Having no explanation I’m going to venture the theory that it represents a village maiden who was caught meeting her lover in the churchyard. She would wait for him inside the church, peeking out through the window until he signalled from outside. When the church wardens caught them cavorting among the gravestones they set about them. The man managed to escape but the girl fell into an open grave and died. From this time on the maiden haunted the church and her face could be seen through the window as she watched for her lover’s arrival. Eventually the villagers of Long Sutton clubbed together and had a stone carving made of her and placed by the window. Her ghost never returned.
Anyway, all refreshed and wide awake we returned to the road. The rest of the journey was increasingly scenic though something must be said about the pumping station museum at Westonzoyland. Apart from the fantastic name, I wonder how many pumping stations you can squeeze into a museum.
We stopped off at the Morrisons at Bridgwater for supplies. The only reason I mention this is because I have found the perfect cashier. I have been looking all my life for someone who can scan and pass my groceries to me in the order I intended. Well, Kirsty at Bridgwater Morrisons is just that cashier! You see, buying groceries on your own means unpacking the trolley onto the conveyor belt, rushing round to the other side and packing it into bags. Normally the cashier just takes it from where ever and I end up having to store various objects to the side while I work backwards. This means I hold up the next customer and get all flustered – fortunately I’m very used to this! But Kirsty…an absolute genius. She took it all off just the way I put it on. It meant a very quick turnaround and no storage pile! Wish we could do our shopping there all the time.
As we drove closer to Minehead, the sea appeared and the land grew more rural. Dunster saw us enter the edge of Exmoor National Park and it wasn’t long before we arrived at Porlock, our village destination.
Hartshanger is just a little way along the ‘pleasurable’ tollway to Linmouth. There is no tollbooth at this end so I assume you get to the other and suddenly have to fork over the cash.
We met Alanna and Mike Edward, the owners and were shown to Little Hanger, our home for the week. Cute is so inadequate. And quiet! My God, the noisiest thing here is the aquatic sheep down on the plains. Oh and the water on the shingles though that’s about a mile away. So no problems with our accommodation this time.
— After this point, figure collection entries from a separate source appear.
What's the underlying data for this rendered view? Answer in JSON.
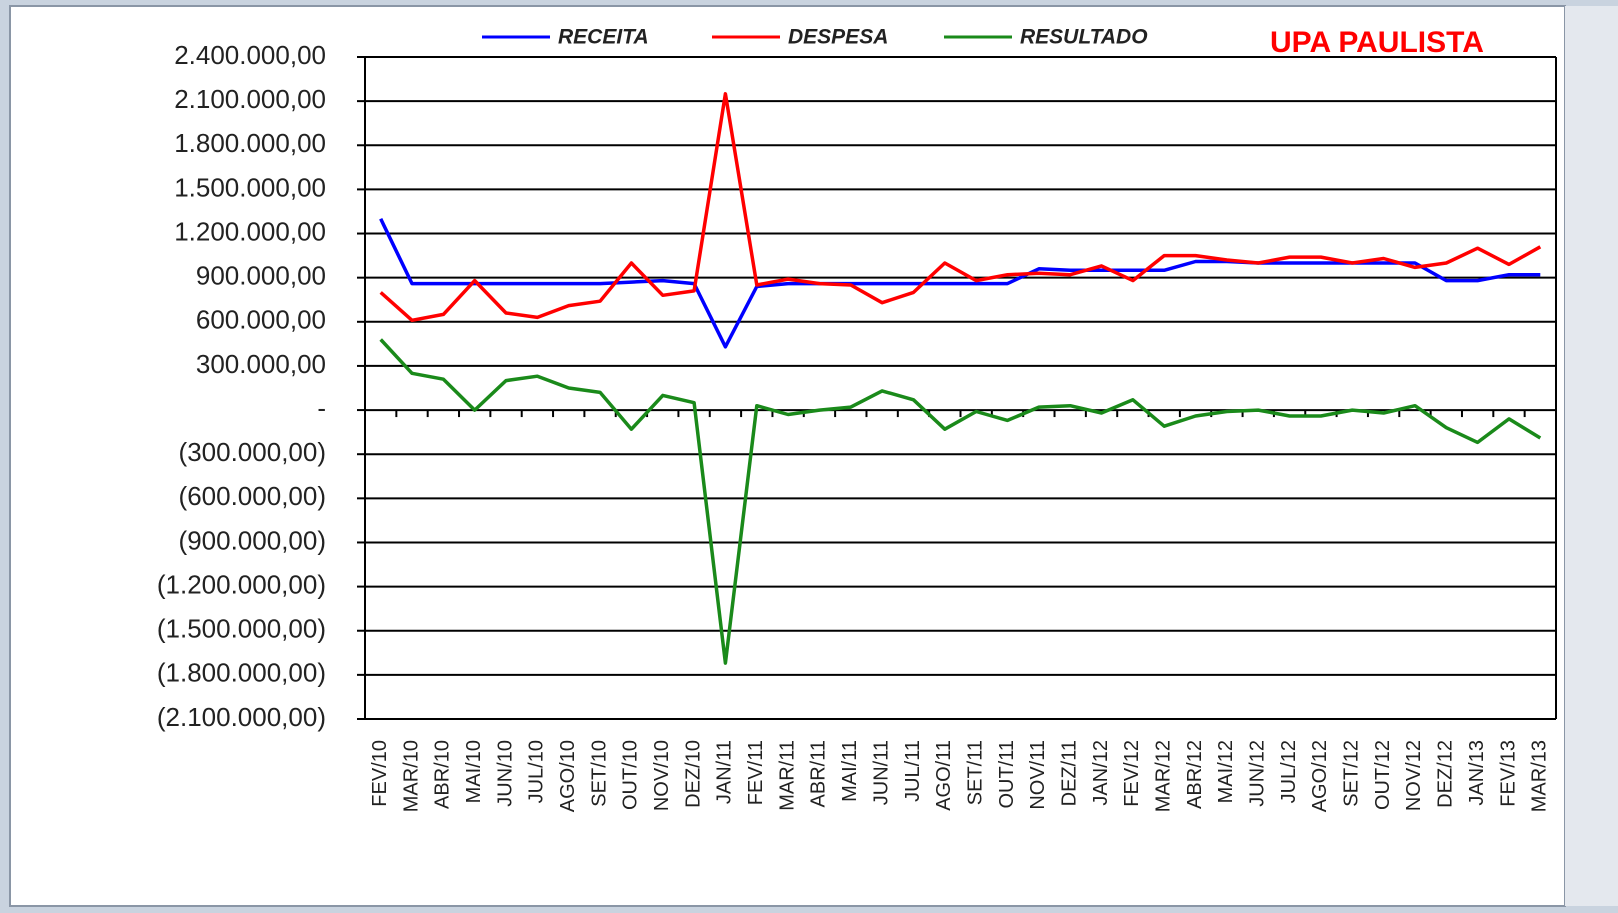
{
  "chart_data": {
    "type": "line",
    "title": "UPA PAULISTA",
    "categories": [
      "FEV/10",
      "MAR/10",
      "ABR/10",
      "MAI/10",
      "JUN/10",
      "JUL/10",
      "AGO/10",
      "SET/10",
      "OUT/10",
      "NOV/10",
      "DEZ/10",
      "JAN/11",
      "FEV/11",
      "MAR/11",
      "ABR/11",
      "MAI/11",
      "JUN/11",
      "JUL/11",
      "AGO/11",
      "SET/11",
      "OUT/11",
      "NOV/11",
      "DEZ/11",
      "JAN/12",
      "FEV/12",
      "MAR/12",
      "ABR/12",
      "MAI/12",
      "JUN/12",
      "JUL/12",
      "AGO/12",
      "SET/12",
      "OUT/12",
      "NOV/12",
      "DEZ/12",
      "JAN/13",
      "FEV/13",
      "MAR/13"
    ],
    "series": [
      {
        "name": "RECEITA",
        "color": "#0000ff",
        "values": [
          1300000,
          860000,
          860000,
          860000,
          860000,
          860000,
          860000,
          860000,
          870000,
          880000,
          860000,
          430000,
          840000,
          860000,
          860000,
          860000,
          860000,
          860000,
          860000,
          860000,
          860000,
          960000,
          950000,
          950000,
          950000,
          950000,
          1010000,
          1010000,
          1000000,
          1000000,
          1000000,
          1000000,
          1000000,
          1000000,
          880000,
          880000,
          920000,
          920000
        ]
      },
      {
        "name": "DESPESA",
        "color": "#ff0000",
        "values": [
          800000,
          610000,
          650000,
          880000,
          660000,
          630000,
          710000,
          740000,
          1000000,
          780000,
          810000,
          2150000,
          850000,
          890000,
          860000,
          850000,
          730000,
          800000,
          1000000,
          880000,
          920000,
          930000,
          920000,
          980000,
          880000,
          1050000,
          1050000,
          1020000,
          1000000,
          1040000,
          1040000,
          1000000,
          1030000,
          970000,
          1000000,
          1100000,
          990000,
          1110000
        ]
      },
      {
        "name": "RESULTADO",
        "color": "#1a8a1a",
        "values": [
          480000,
          250000,
          210000,
          0,
          200000,
          230000,
          150000,
          120000,
          -130000,
          100000,
          50000,
          -1720000,
          30000,
          -30000,
          0,
          20000,
          130000,
          70000,
          -130000,
          -10000,
          -70000,
          20000,
          30000,
          -20000,
          70000,
          -110000,
          -40000,
          -10000,
          0,
          -40000,
          -40000,
          0,
          -20000,
          30000,
          -120000,
          -220000,
          -60000,
          -190000
        ]
      }
    ],
    "ylim": [
      -2100000,
      2400000
    ],
    "yticks": [
      {
        "value": 2400000,
        "label": "2.400.000,00"
      },
      {
        "value": 2100000,
        "label": "2.100.000,00"
      },
      {
        "value": 1800000,
        "label": "1.800.000,00"
      },
      {
        "value": 1500000,
        "label": "1.500.000,00"
      },
      {
        "value": 1200000,
        "label": "1.200.000,00"
      },
      {
        "value": 900000,
        "label": "900.000,00"
      },
      {
        "value": 600000,
        "label": "600.000,00"
      },
      {
        "value": 300000,
        "label": "300.000,00"
      },
      {
        "value": 0,
        "label": "-"
      },
      {
        "value": -300000,
        "label": "(300.000,00)"
      },
      {
        "value": -600000,
        "label": "(600.000,00)"
      },
      {
        "value": -900000,
        "label": "(900.000,00)"
      },
      {
        "value": -1200000,
        "label": "(1.200.000,00)"
      },
      {
        "value": -1500000,
        "label": "(1.500.000,00)"
      },
      {
        "value": -1800000,
        "label": "(1.800.000,00)"
      },
      {
        "value": -2100000,
        "label": "(2.100.000,00)"
      }
    ],
    "grid": true,
    "legend": "top"
  }
}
I unpacked the car and we moved in.
Alanna warned us not to buy food from the One Stop in the village as it was a sneaky ploy by Tesco to sell cheap groceries for more profit. Given my Program of Hate towards the supermarket chain, this was easily agreed to.
After settling in we wandered down to the village for…well, a wander then a beer in the Ship Inn. Mirinda had a half of real scrumpy cider while I tried a Tawny and then a Barn Owl, both from the Cotleigh Brewery situated in that famous brewing town of Wiveliscombe – when are we going to holiday there? It’s been brewing since 1979 and produces something like 11,000 pints a DAY! Very nice it is too.
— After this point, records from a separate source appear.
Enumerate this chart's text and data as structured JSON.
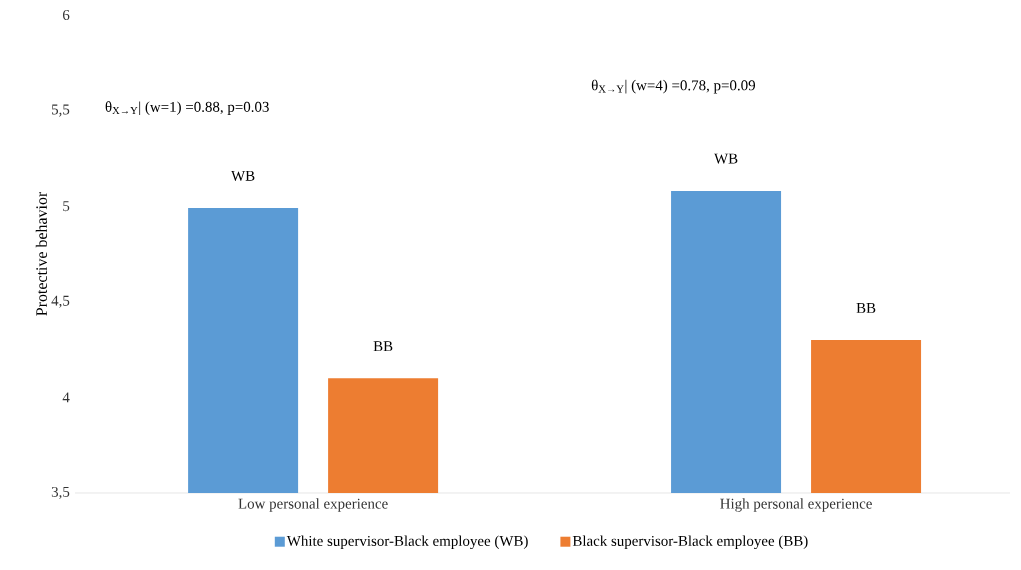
{
  "chart_data": {
    "type": "bar",
    "ylabel": "Protective behavior",
    "categories": [
      "Low personal experience",
      "High personal experience"
    ],
    "series": [
      {
        "name": "White supervisor-Black employee (WB)",
        "color": "#5b9bd5",
        "values": [
          4.99,
          5.08
        ],
        "value_labels": [
          "WB",
          "WB"
        ]
      },
      {
        "name": "Black supervisor-Black employee (BB)",
        "color": "#ed7d31",
        "values": [
          4.1,
          4.3
        ],
        "value_labels": [
          "BB",
          "BB"
        ]
      }
    ],
    "ylim": [
      3.5,
      6
    ],
    "yticks": [
      {
        "value": 3.5,
        "label": "3,5"
      },
      4,
      {
        "value": 4.5,
        "label": "4,5"
      },
      5,
      {
        "value": 5.5,
        "label": "5,5"
      },
      6
    ],
    "annotations": [
      "θ$_{X→Y}$| (w=1) =0.88, p=0.03",
      "θ$_{X→Y}$| (w=4) =0.78, p=0.09"
    ],
    "grid": false,
    "legend": "bottom"
  }
}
We played dominoes, which Mirinda thrashed me in, and sat while rain lashed at the windows. I thought this might be why it’s called the Ship Inn as it felt like we were being assailed by ferocious North Sea waves. By the time we left, the storm had passed and the stars came out. The moon was bright enough to cast shadows but, on the advice of our landlord, I’d taken the torch with me. It came in very handy when trees blocked the moon from sight.
We had a couple of lamb chops then I watched Match of the Day (Chelsea play tomorrow) while Mirinda went to bed. All in all, not a bad travel day.